Someone -- male -- noticed and loudly proclaimed having noticed that a "sexist" word was used on the workshop's IRC channel. Of course, they didn't say what or who said it. I'm concerned it might have been me. I said that a certain talk "sucked donkey dong. and not in a good way". Perhaps I said other things.
Since the Ruby conf fiasco (link below), we've been a bit trigger happy to identify, point out, and fix anything possibly offensive to... well, I guess, anyone who could be offended.
http://theworkinggeek.com/2009/06/dirty-presentations-xkcd-and-the-perils-of-140-cha.html
Commenting on that link (which commented on the Ruby presentation): It seems like they're saying that because it's stereotypical of adolescent geek sexuality, it's bad. Yes, there are bad (especially of what's underdeveloped) aspects in geek sexuality, but not everything in geek sexuality is automatically bad.
Grown men can't be juvenile; nether can geeks. The other day, I threw a small beanbag embroidered with the world "douchelord" at a woman (a well humored one -- she's married to a sometimes adolescent college roommate I had and she's the one who bought the beanbag) who was going off the plot intricacies of the _three_ Twilight books, which she read. I was being subjected to female adolescent sexuality and it was painful. Thank heavens (I believe in empty heavens free of deities and free of undead humans) that, as adults, we're able to communicate with the opposite gender. Or not.
I don't claim to offer wisdom here. Perhaps I should claim to offer the point of view of the average sexist idiot.
As it stands, (and I was told this -- I didn't count) two women attended the workshop which (ditto) had about 140 people at it. Should our concern really to be try to make it even more "professional" in hopes that the extremely few extremely tiny omissions are what's keeping the floodgate of women closed? And if it's so important that gender balance be struck in gatherings, why aren't we going to pottery class and book club?
Often I suggest on IRC and in person, through off color jokes, that I like sheep. I am essentially from Minnesota, after all. Sheep are not offended by this, I'm pretty sure -- the jokes, I mean. But humans often are, are often in the same way and to the same degree as any other remark I make, and as far as I know, there's no goal to try to make Frozen Perl more friendly to sheep.
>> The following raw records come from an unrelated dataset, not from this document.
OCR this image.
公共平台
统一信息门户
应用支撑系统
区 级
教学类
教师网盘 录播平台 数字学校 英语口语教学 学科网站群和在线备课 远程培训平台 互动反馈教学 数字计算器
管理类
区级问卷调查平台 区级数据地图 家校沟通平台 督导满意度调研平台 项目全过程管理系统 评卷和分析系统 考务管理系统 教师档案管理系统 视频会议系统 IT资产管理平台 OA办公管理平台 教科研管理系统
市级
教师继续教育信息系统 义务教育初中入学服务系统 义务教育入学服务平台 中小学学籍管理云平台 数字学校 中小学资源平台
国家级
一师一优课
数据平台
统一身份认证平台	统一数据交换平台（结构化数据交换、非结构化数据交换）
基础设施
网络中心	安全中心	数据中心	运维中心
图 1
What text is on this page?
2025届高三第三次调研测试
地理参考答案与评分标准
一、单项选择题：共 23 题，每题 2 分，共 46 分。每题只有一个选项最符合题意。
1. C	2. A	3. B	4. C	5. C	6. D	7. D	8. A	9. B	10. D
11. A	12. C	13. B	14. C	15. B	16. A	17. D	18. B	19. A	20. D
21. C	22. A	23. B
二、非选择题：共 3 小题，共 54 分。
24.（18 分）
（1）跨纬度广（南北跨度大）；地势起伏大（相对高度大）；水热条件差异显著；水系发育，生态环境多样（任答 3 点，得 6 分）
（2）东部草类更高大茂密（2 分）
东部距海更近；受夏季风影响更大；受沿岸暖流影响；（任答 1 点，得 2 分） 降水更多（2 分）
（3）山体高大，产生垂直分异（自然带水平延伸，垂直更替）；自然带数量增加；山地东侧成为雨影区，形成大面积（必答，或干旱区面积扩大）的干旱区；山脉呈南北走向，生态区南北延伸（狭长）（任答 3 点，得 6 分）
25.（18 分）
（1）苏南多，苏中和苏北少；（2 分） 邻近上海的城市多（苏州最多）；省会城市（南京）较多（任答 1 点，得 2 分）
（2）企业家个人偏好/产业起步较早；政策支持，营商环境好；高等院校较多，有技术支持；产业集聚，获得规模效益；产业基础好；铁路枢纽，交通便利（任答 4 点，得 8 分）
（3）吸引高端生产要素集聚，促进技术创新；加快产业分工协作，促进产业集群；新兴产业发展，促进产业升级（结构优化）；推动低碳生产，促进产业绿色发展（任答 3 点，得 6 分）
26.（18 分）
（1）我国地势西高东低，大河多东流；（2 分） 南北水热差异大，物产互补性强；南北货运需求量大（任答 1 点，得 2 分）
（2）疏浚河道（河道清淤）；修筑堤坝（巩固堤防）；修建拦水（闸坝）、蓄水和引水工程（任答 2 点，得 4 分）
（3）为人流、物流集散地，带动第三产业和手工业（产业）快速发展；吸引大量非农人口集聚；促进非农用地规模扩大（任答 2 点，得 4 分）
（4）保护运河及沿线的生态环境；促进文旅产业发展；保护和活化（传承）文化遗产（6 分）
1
I suppose my goal is, as has always been, is to offend people. It's my non-outgrown geek adolescent sexuality behind the wheel. I realize that it's possible to make inside jokes where the only people who would be offended don't get the joke, but that doesn't serve my goal. I suppose I want to tweak the normals. I hang out with freaks. I adore them. Lack of freaks makes me anxious. Frozen Perl makes me anxious. The phrase "white bread" comes to mind. The one mohawk went a long way to making me feel at home. Minnesota does pretty well on the freak scale -- better than Phoenix. Perhaps -- I can't say -- that this feeling out of place gives me some shared empathy with the primary demographic that we're so eager to make feel comfortable.
I guess when it boils down to it, on one hand, we're a barren wasteland of human sexuality trying to make people of different sexes and sexualities feel comfortable, and on the other hand, even though we've trained ourselves to react with horror and disapproval at anything resembling a gender issue, geeks are generally among the most non-judgmental and open-minded.
If a certain -- and that standard is set to a very low, non-demanding level -- if a certain level of color can't be established at a con, my bored brain might make it it's goal to get thrown out. I might fancy myself the title of the first person to get thrown out of a Perl con.
Hmm. "Uncomfortable and boring"... I've heard that phrase before.
-scott
You were being an asshole, but I don't think what you said was sexist.
I don't care about professionalism, but I think it's reasonable to ask for respectfulness. You can disagree without being insulting.
Also, there were only about 80-some attendees, not 140.